The second thing I’m interested in is using new sensor technologies. In IceCube, we have Gen2 being planned right now. Instead of using a single photon sensor, we’d use a more sensitive design and R&D. UW–Madison is taking the lead of designing this future detector. There’s also radio technology. So, to detect the highest energy neutrinos we need to build a large instrument volume. With optical array, it is really hard to scale up because one has to drill holes inside the South Pole, which is really expensive. But radio technology doesn’t have to go so deep, so they can bury their detectors on the surface areas, and the radiowaves can transmit further away than the optical photons in ice. For optical you have to make the detectors very dense, but for radio you can make the antennas further apart, so that means you can have a larger area and detect more events easily. I think radio is the way to go for the future.
You said you have a lot of data collected already and just need to analyze it. How do you analyze the data from these detectors?
We would have to search for photon candidates from the data from Auger, and identify where it comes from and what the time this event happened. Correspondingly, do we see neutrinos from IceCube coming from the same direction and at the same time? Because you can never be sure it’s a photon. It could be a proton. We then want to build a statistical framework to combine different multimessengers together in real time.

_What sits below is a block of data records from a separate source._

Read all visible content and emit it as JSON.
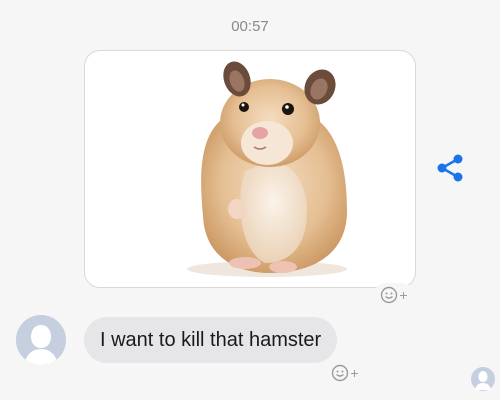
{
  "conversation": {
    "timestamp": "00:57",
    "messages": [
      {
        "type": "image",
        "image_subject": "hamster photo",
        "reaction_control": {
          "icon": "add-reaction-icon",
          "plus": "+"
        }
      },
      {
        "type": "text",
        "text": "I want to kill that hamster",
        "reaction_control": {
          "icon": "add-reaction-icon",
          "plus": "+"
        }
      }
    ],
    "share_icon": "share-icon",
    "colors": {
      "accent": "#1a73e8",
      "bubble": "#e6e6e8",
      "avatar": "#c5cfe0"
    }
  }
}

What does it mean if you find a photon in coincidence with a neutrino?
Cosmic rays were first detected more than 100 years ago, and there’s a rich history of studying where they come from. The mystery of origins still remains today because our poor knowledge on the galactic/extragalactic magnetic fields and mass composition of cosmic rays. In my opinion, the most probable way to solve this puzzle is to use neutral particles. If we can identify ultrahigh energy photons in coincidence with neutrinos, that is a smoking gun that we are actually looking at a source and we can finally pin down where in the universe is accelerating high energy particles. And therefore, we can study particle physics maybe beyond Standard Model. It’s just like a lab created by the universe to test particle physics.
What is your favorite element and/or elementary particle?
My favorite elementary particle is the electron anti-neutrino. I like muons, too. My favorite element is hydrogen.
What hobbies and interests do you have?
I’m afraid I’ll disappoint you because my hobby is related to my research: Augmented reality. When I heard about something called Microsoft Hololens, I thought, I could make IceCube a hologram. I bought these special glasses, and then made a program on it and used it for some outreach events. But the glasses are very expensive, so people said, “Okay we can’t buy hologram glasses.” So I moved it to mobile phones so that everyone could look at it for fun. It’s called IceCubeAR (note: download it for iPhones or Android phones). I made it with a group of friends in Tokyo.